On the menu tonight: lentils. We first considered making dal. Then I suggested French Puy lentils. When we got to the store, however, we took a gander at some of the other exciting options available. The two legumes that caught my eye were the black beluga lentils and the petite golden lentils, both from Zürson Beans. Neither of us had ever tried either one of the little legumes. We settled on the petite golden lentils, pictured below:
Let's talk a little bit 'bout lentils... Lentils need no pre-soaking and cook relatively quickly. To cook lentils, simply pick over to remove debris or shriveled lentils, rinse, and drain. Then cover with water or broth and boil for 2 to 3 minutes (to aid in digestion). Reduce heat and simmer until tender. Depending on the variety and age, cooking time may take anywhere from 10 minutes to 1 hour. Note that salt added to the cooking water will toughen the beans. You should only add salt once the lentils are completely cooked. Also, acidic ingredients such as wine or tomatoes can lengthen cooking time. You may wish to add these ingredients after the lentils have become tender. (lentil cooking tips from about.com)
These lil' lentils were fully cooked in about 10 minutes. As they were simmering, I sauteed sliced leeks, carrots and celery in a separate pan until soft. Then I added a couple of crushed garlic cloves, turned up the heat, and poured in some white wine. Finally, I sprinkled in some chopped herbs-parsley and sage-and plenty of sea salt and coarsely ground black pepper. Then stir this in to the lentils, and add more salt, pepper and/or oil to taste. To finish the dish, once I spread a portion of the lentils on the plate, I drizzled some black truffle infused olive oil over the top. I served a simple arugula salad beside the lentils, tossed in a white wine vinaigrette with diced cucumber and sliced red onions.

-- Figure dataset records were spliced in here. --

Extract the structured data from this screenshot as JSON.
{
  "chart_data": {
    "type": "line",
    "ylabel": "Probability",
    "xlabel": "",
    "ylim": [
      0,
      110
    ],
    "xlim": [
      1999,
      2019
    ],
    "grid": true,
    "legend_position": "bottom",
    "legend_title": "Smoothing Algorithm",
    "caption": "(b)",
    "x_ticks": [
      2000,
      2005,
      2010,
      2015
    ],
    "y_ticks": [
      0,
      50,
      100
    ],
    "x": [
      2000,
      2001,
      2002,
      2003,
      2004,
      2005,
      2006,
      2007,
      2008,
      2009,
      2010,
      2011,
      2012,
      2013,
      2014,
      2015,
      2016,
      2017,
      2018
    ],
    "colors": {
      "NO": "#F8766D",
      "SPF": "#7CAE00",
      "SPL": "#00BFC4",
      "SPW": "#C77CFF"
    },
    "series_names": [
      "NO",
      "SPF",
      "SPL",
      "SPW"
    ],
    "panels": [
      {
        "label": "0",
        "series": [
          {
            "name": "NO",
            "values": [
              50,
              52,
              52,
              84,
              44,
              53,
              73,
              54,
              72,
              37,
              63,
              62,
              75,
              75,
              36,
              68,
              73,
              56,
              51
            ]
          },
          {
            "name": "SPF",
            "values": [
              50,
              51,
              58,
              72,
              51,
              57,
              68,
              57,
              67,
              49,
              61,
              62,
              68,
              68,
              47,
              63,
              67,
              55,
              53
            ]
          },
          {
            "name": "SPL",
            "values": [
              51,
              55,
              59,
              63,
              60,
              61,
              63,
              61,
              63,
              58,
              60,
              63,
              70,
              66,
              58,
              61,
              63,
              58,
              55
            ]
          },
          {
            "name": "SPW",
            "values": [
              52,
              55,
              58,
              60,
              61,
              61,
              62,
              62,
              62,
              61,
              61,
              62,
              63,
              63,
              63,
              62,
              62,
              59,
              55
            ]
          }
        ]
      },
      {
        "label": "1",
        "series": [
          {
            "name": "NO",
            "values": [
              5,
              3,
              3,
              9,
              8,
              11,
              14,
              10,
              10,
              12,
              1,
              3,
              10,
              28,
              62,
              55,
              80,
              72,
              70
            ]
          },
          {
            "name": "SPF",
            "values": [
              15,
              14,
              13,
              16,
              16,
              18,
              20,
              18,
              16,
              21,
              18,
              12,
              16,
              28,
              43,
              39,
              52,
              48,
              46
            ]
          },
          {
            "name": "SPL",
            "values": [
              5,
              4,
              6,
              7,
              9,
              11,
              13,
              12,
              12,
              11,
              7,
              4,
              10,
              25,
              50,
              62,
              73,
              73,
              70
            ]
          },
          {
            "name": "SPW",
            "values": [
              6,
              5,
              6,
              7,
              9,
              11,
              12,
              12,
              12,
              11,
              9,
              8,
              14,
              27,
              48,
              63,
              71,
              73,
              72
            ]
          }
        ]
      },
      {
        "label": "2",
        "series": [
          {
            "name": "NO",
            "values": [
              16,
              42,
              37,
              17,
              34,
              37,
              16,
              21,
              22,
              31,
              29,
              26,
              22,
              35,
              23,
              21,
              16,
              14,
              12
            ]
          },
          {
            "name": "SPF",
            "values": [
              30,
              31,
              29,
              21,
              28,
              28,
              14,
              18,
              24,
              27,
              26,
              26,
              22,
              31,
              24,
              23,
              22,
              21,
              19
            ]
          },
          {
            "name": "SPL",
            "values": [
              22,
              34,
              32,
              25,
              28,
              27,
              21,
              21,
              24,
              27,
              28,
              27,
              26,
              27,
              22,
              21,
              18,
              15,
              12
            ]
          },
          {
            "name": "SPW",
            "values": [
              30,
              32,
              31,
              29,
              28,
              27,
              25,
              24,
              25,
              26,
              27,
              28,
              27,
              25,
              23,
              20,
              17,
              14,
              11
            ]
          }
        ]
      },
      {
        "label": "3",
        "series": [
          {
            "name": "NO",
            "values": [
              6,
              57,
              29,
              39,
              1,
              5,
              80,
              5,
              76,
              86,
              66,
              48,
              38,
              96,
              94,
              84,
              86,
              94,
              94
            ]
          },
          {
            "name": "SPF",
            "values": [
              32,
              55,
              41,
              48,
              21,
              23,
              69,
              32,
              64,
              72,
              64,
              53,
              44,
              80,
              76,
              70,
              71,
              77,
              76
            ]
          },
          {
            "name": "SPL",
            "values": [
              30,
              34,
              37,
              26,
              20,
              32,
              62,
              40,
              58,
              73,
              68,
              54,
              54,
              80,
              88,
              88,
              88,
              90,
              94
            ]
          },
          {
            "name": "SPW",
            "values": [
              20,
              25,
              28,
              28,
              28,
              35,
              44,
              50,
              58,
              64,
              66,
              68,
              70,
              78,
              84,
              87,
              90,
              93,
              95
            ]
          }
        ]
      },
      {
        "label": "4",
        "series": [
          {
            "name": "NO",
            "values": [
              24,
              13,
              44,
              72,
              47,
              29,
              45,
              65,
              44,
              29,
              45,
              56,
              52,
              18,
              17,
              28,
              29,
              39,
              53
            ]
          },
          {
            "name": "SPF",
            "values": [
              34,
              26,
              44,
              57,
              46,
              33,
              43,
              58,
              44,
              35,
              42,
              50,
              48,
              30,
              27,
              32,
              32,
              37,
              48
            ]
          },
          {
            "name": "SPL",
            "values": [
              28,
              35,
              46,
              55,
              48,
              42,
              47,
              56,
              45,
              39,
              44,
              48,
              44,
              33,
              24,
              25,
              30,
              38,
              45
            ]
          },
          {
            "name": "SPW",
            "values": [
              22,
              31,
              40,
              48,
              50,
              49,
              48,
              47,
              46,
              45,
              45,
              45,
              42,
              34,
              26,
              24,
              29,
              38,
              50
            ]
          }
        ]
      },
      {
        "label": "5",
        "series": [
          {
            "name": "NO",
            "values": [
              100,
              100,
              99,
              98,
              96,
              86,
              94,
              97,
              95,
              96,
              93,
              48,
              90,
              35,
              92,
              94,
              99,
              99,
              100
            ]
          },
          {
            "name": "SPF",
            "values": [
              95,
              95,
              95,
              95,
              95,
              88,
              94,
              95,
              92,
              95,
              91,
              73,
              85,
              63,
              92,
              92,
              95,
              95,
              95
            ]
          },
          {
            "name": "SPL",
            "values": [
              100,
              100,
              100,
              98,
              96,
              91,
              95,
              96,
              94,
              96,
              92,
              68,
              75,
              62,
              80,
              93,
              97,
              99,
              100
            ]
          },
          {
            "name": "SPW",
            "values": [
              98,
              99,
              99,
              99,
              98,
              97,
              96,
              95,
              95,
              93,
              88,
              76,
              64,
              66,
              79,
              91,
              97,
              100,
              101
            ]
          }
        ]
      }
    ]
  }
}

I had been searching for a way to cook the matsutake mushrooms that my friend Jean-Pierre gave me, and wanted to incorporate them in to tonight's meal, too. Matsutakes (aka Pine mushrooms) are prized by Japanese chefs and have a savory and pungent flavor. They have a meaty, chewy texture. The flavor of the larger matsutake mushrooms are intense, and unless the intensity is favorable to you, use sparingly. They are not Jean-Pierre's favorite mushrooms...which is one of the reasons he wanted me to play around with them, to see what I could come up with.
As chance would have it, the day he gave them to me was the day that the Top Chef season 6 finale aired. One of the ingredients in the mystery box for the final challenge was...you guessed it, matsutake mushrooms. Michael Voltaggio, who ended up winning the competition, served a dashi-glazed rockfish topped with crispy matsutake for part of his second course. This was my inspiration; thinly sliced and pan-fried until crispy.
I decided to serve the mushrooms on a separate plate, because I didn't want their flavor to overpower those in the lentils. To a hot saute pan, I added a few tablespoons of olive oil. I added in the mushrooms, lowered the heat to medium and cooked until golden brown and crispy, occasionally giving them a toss to prevent them from burning. Once done, I placed them on paper towels to remove the excess oil and tossed them in some kosher sea salt. They were great! Crispy like a thin potato chip, but packed with that pungent, musty matsutake-ness. I did end up mixing some them into the lentils and they worked beautifully. The flavors were still balanced, and the mushrooms added complexity to the texture of the dish.